Ülkemizin önündeki muazzam potansiyeli fakat bu biçimde ülkülerimiz doğrultusunda faal bir formda harekete geçirebiliriz. Milletimiz tarih boyunca asırlarca tekrar tekrar başardığı bu dirilişi inşallah bir kere daha inanıyorum ki tekrarlayacaktır.
“2024 MAZLUMLARIN YARALARININ SARILDIĞI BİR YIL OLACAK”

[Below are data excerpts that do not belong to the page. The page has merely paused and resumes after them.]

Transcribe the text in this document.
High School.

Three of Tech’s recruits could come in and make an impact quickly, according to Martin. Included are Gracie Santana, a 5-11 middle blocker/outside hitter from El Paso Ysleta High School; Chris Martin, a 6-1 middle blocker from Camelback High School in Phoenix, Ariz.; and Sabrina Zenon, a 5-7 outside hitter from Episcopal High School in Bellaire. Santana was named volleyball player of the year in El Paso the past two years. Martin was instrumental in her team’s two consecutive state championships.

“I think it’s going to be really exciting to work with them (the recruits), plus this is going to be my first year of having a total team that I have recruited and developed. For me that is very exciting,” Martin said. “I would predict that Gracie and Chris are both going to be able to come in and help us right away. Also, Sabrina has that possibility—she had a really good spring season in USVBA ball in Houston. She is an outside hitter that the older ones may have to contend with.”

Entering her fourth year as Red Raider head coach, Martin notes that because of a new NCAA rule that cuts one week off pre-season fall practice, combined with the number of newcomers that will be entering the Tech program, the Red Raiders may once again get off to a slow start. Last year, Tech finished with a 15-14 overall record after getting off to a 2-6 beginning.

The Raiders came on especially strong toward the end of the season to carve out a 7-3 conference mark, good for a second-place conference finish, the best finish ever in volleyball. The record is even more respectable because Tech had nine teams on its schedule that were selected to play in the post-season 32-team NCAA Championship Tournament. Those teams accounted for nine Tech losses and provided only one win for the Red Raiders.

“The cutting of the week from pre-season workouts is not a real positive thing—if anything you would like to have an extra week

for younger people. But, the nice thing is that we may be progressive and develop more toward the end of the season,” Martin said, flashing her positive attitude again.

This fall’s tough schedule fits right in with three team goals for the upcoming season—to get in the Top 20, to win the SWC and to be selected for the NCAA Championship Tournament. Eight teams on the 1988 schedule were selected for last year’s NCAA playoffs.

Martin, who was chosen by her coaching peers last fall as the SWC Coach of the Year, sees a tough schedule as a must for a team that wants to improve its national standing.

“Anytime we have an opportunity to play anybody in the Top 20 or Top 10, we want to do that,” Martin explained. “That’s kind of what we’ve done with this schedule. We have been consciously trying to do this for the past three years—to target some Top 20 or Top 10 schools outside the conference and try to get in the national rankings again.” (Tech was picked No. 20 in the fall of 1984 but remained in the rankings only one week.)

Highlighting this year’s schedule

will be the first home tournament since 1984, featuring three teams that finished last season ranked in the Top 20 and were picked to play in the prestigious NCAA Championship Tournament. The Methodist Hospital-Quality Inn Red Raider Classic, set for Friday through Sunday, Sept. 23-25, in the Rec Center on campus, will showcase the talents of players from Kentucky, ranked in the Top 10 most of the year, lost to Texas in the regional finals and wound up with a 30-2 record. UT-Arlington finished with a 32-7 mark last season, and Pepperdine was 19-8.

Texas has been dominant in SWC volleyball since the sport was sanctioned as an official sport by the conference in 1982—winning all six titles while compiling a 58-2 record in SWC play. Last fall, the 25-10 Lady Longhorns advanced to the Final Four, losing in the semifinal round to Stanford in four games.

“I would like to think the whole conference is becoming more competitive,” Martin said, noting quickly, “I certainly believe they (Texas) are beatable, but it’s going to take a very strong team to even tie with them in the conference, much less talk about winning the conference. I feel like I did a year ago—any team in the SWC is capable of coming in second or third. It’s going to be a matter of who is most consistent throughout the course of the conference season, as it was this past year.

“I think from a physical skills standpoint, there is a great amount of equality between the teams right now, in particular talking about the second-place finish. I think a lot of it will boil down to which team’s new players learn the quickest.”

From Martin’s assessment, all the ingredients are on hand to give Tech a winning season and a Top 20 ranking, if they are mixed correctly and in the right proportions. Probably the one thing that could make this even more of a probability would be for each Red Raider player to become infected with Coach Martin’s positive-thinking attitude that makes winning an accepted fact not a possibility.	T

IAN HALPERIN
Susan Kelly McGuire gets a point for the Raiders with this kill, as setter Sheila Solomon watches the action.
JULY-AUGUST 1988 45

Tabii biz kendi ülkemizin, kendi toplumumuzun sıkıntısıyla dertlendiğimiz için bu hususları gündeme getiriyoruz. Fakat aslında dünyanın nizamında de tıpkı sorun var. Bunun en bariz örneklerine Gazze’de işlenen insanlık cürümleri karşısında sergilenen dehşet verici hallerde şahit oluyoruz. Hakikaten de yapabilecek olan Gazze’deki katliamı engellemiyor. Bunu içtenlikle yapmak isteyen ise bu türlü bir imkana sahip değil. Aslında herkes orada neler yaşandığını biliyor.
Dünyanın anlı ulu onca devlet idaresinin İsrail’in katliam ve hırsızlık üzerine heyeti yabanî atakları karşısında eli kolu bağlı halde durması, insanlık ismine utanç verici bir durumdur. Tarih bu iğrenç tabloyu, buna yol açanları, buna göz yumanları, bunu yasallaştırmaya çalışanları hak ettikleri formda yargılayacaktır.
Biz bu yargılamanın tarihe bırakılmadan çabucak yapılması gerektiğine inanıyoruz. Başlattığımız teşebbüsler dünyada giderek daha güçlü dayanak buluyor. İnşallah 2024 zalimlerin hak ettikleri cezayı gördüğü, mazlumların yaralarının sarıldığı bir yıl olacaktır diye inanıyorum.
“EN BÜYÜK TAKVİYESİ SİZLERDEN BEKLİYORUZ”
Hülasaten ülkemizi her alanda olduğu üzere kültür sanat faaliyetleri konusunda da Türkiye Yüzyılı amaçlarımıza uygun bir düzeye yükseltmekte kararlıyız. Cumhuriyetimizin ikinci asrını Anadolu’daki varlığımızın bin yılını hakkıyla değerlendirmenin yolu medeniyetimizi maddi ve manevi tüm ögeleriyle yine şaha kaldırmaktan geçiyor. Bu kutlu yolda en büyük dayanağı de siz kültür sanat insanlarımızdan bekliyoruz. Kültür sanat insanlarımızın ruhunu biçimlendirmediği, gönlünü kıpırdatmadığı, kalp atılını hızlandırmadığı bir kalkınma programı yalnızca halden yani cesetten ibaret kalır. Sizlerden alacağımız güçle dünyaya Türkiye Yüzyılı’nın mührünü, ruhu ve vücuduyla bir bütün olarak vuracağımıza yürekten inanıyorum.
BİLİM MÜKAFATI PROF. DR. SÜLEYMAN ULUDAĞ’A VERİLDİ
Kültür sanat dünyamızın değerli temsilcileri, pahalı konuklar, sizleri en kalbi hislerimle selamlıyorum. Cumhurbaşkanlığı Külliyesi’ne güzel geldiniz. Kültür ve Sanat Merasimleri vesilesi ile sizlerle birlikte olmaktan memnuniyet duyuyorum. Mükafata layık görülen sanatkarlarımızı gönülden tebrik ediyorum.